Another two, including Lhadon Tethong, who was born and raised in Victoria and is now executive director of New York-based Students for a Free Tibet, were arrested in Beijing, where Tethong was writing a blog about the Chinese "propaganda campaign" leading up to the Beijing Olympic Games, which start next August.
Price, interviewed shortly after landing in Vancouver yesterday afternoon, said the protesters remained on the Great Wall for two hours but decided to come down when someone tried to burn the rope holding Canadian Melanie Raoul.
"We realized we had better come down of our own accord," he said.
The group was held for about 32 hours by the Public Security Bureau -- government police -- and was first taken to an office building, then transferred to a village police station before being moved to Beijing, Price said.
"They denied us any contact with our embassy. They told us we had no rights to see anyone and then they told us the embassy didn't want to see us. The embassy did want to see us, but they lied to us," he said.
When the protesters refused to answer questions until they met with an embassy representative, the interrogators became visibly annoyed, Price said.
Sam Price is presented with traditional Tibetan kata upon arriving at Vancouver International Airport, Thursday, Aug. 9, 2007. (AP PHOTO/CP, Richard Lam)
"In some ways I was worried, but I realized, as Canadians, we have distinct privileges over the Tibetans. The physical risks they take are enormous," he said.
Price, who said his first priority is getting some sleep, does not know if he will be able to return to China, but said the battle to free Tibet will continue.
"I really think if we continue, things will change. I wouldn't have risked it if I didn't think that."
Tethong flew into Toronto, where she was greeted by her family, including parents Judy and TC Tethong of Victoria.

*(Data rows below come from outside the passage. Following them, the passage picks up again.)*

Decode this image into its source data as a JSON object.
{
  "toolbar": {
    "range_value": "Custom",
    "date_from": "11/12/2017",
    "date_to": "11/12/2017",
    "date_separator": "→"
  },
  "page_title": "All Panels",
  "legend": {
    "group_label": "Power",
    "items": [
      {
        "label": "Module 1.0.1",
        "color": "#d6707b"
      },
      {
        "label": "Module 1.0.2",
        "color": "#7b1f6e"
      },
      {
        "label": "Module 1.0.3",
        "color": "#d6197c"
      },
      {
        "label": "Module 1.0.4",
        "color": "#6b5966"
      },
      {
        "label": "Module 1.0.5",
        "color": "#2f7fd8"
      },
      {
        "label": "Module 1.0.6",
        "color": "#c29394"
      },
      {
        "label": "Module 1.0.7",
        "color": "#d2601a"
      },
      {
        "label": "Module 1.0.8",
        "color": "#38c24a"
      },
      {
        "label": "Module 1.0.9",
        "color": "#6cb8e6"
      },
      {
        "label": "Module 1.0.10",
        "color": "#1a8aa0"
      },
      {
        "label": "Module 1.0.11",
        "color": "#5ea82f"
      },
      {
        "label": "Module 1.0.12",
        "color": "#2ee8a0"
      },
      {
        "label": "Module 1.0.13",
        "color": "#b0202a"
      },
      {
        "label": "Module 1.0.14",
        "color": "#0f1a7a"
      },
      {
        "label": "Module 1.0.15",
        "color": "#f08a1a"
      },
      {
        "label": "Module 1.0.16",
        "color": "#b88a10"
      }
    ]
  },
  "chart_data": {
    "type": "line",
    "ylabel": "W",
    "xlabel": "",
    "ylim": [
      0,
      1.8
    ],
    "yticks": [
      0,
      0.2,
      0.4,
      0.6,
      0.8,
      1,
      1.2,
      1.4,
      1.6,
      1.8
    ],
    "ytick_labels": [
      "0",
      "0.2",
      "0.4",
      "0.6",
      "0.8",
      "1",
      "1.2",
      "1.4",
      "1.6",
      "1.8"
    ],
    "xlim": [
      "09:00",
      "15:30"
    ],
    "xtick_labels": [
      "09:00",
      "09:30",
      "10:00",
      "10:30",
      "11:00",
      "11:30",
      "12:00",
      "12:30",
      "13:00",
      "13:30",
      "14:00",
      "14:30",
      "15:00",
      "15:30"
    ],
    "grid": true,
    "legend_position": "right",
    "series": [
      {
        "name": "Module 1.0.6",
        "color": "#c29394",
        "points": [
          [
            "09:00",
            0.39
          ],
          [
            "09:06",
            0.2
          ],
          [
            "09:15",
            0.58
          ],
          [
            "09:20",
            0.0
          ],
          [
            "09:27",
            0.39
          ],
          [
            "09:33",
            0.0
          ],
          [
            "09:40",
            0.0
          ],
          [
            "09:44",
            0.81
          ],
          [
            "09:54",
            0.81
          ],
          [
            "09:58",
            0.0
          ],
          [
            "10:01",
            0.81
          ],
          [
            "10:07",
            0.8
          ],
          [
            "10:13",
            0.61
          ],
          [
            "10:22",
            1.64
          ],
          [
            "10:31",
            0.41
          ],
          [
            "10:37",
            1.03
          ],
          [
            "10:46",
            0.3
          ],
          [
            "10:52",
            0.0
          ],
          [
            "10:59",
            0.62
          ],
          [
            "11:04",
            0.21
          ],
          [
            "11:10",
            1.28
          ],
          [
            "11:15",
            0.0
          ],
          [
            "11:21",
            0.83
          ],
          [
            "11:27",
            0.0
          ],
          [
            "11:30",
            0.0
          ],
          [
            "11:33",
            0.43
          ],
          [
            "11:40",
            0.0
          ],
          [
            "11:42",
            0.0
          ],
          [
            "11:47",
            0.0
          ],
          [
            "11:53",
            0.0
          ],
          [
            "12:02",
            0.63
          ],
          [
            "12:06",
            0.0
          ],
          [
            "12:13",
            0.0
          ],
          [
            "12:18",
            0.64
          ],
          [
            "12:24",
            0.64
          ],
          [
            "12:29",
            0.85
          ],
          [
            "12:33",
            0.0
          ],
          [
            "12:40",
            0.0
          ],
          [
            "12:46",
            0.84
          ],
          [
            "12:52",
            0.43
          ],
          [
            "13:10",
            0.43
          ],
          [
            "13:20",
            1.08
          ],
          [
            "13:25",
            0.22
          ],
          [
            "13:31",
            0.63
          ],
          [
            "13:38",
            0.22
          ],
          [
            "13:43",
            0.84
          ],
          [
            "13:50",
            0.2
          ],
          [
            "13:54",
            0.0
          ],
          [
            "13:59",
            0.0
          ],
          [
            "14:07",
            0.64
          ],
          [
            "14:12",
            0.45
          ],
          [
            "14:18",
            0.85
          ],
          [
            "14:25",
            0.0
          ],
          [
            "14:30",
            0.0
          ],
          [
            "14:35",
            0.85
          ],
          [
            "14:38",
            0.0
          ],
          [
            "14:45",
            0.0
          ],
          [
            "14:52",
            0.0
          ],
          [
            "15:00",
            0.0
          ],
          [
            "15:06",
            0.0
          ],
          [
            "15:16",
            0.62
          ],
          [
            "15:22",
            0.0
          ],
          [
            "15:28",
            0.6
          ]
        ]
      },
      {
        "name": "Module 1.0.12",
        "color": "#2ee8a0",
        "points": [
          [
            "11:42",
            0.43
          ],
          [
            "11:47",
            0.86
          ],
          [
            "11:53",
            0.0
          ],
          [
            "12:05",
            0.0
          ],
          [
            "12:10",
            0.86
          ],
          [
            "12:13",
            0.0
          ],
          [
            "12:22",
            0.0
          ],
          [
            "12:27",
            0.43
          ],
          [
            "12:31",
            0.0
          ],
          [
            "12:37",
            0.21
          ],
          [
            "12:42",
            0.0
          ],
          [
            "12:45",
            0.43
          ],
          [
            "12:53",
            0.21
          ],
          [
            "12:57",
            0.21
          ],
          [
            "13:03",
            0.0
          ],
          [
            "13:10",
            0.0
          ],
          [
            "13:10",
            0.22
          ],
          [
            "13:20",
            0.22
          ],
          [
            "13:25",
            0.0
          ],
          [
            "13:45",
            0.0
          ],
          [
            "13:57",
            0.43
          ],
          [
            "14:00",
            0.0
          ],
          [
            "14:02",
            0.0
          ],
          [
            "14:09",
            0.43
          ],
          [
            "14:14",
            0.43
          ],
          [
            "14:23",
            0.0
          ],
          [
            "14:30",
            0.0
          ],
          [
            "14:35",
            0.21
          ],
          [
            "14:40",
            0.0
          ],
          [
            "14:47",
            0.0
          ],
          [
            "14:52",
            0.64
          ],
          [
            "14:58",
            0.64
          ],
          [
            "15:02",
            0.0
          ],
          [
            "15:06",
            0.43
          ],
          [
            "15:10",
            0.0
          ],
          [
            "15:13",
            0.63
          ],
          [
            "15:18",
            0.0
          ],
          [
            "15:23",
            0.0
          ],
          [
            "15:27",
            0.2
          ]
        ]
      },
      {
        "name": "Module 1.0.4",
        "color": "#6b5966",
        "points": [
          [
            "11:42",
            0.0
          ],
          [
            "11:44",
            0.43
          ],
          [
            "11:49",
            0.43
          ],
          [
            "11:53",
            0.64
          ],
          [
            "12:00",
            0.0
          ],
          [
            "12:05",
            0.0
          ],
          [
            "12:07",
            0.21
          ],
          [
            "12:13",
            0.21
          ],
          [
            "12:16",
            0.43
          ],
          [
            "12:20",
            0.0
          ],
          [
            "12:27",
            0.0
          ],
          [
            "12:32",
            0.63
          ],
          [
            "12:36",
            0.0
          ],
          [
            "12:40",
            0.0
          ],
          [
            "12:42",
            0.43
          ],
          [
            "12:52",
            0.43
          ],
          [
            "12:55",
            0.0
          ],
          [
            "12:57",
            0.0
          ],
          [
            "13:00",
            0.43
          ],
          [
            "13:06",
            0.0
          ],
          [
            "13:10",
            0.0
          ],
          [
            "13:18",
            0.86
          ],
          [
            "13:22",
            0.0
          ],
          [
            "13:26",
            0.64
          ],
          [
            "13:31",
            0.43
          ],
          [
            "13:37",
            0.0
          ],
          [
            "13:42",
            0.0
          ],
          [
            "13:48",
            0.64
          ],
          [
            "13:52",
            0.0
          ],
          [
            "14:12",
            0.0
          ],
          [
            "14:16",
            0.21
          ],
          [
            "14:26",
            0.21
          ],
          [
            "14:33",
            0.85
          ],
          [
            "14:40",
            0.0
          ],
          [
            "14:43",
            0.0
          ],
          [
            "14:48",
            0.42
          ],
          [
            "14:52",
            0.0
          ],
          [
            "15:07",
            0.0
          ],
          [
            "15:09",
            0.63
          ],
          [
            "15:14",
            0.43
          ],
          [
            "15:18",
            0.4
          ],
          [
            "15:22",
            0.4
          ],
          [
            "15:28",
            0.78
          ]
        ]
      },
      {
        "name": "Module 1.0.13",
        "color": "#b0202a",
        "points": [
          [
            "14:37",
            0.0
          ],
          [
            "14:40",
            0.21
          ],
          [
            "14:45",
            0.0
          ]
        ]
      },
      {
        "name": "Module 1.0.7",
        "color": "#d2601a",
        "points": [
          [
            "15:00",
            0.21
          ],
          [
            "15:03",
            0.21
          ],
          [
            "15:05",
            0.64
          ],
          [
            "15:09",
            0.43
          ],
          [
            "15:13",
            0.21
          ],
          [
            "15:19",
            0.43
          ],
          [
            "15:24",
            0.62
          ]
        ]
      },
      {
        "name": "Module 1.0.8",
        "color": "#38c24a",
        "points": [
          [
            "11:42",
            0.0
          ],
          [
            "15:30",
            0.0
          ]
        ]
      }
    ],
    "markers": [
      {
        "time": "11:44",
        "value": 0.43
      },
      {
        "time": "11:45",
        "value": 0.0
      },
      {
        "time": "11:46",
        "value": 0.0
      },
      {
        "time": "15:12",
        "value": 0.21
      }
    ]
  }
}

"It feels fantastic. I will never look at the ground in exactly the same way again," she said.
Tethong said the protesters accomplished their aim of putting Tibet on centre stage, but admits to being fearful as she was "intensely followed" around Beijing.
"I tried to put it in perspective, but the night before we were taken, I didn't put on my pyjamas because I was so convinced they were coming," she said. "We knew we were going there causing trouble, but we had a job to do."
Police told her China was no different from Canada, and that going to Canada to talk about Quebec separation would be illegal.
Tethong said she assured police anyone could discuss politics in Canada, provided they didn't threaten violence.
Tethong also asked to see someone from the embassy, but was told it was not necessary because she had not been arrested.
Kathy Nikeefe, spokeswoman for Students for a Free Tibet, said the group is thrilled with media coverage that has turned the spotlight on China's human-rights record in Tibet.
China claims Tibet has been its territory for centuries, but many Tibetans say they were self-ruled for most of that period. Chinese communist troops occupied Tibet in 1951, and Beijing continues to rule the Himalayan region with a heavy hand.
Students for a Free Tibet has 650 chapters in 35 countries around the world.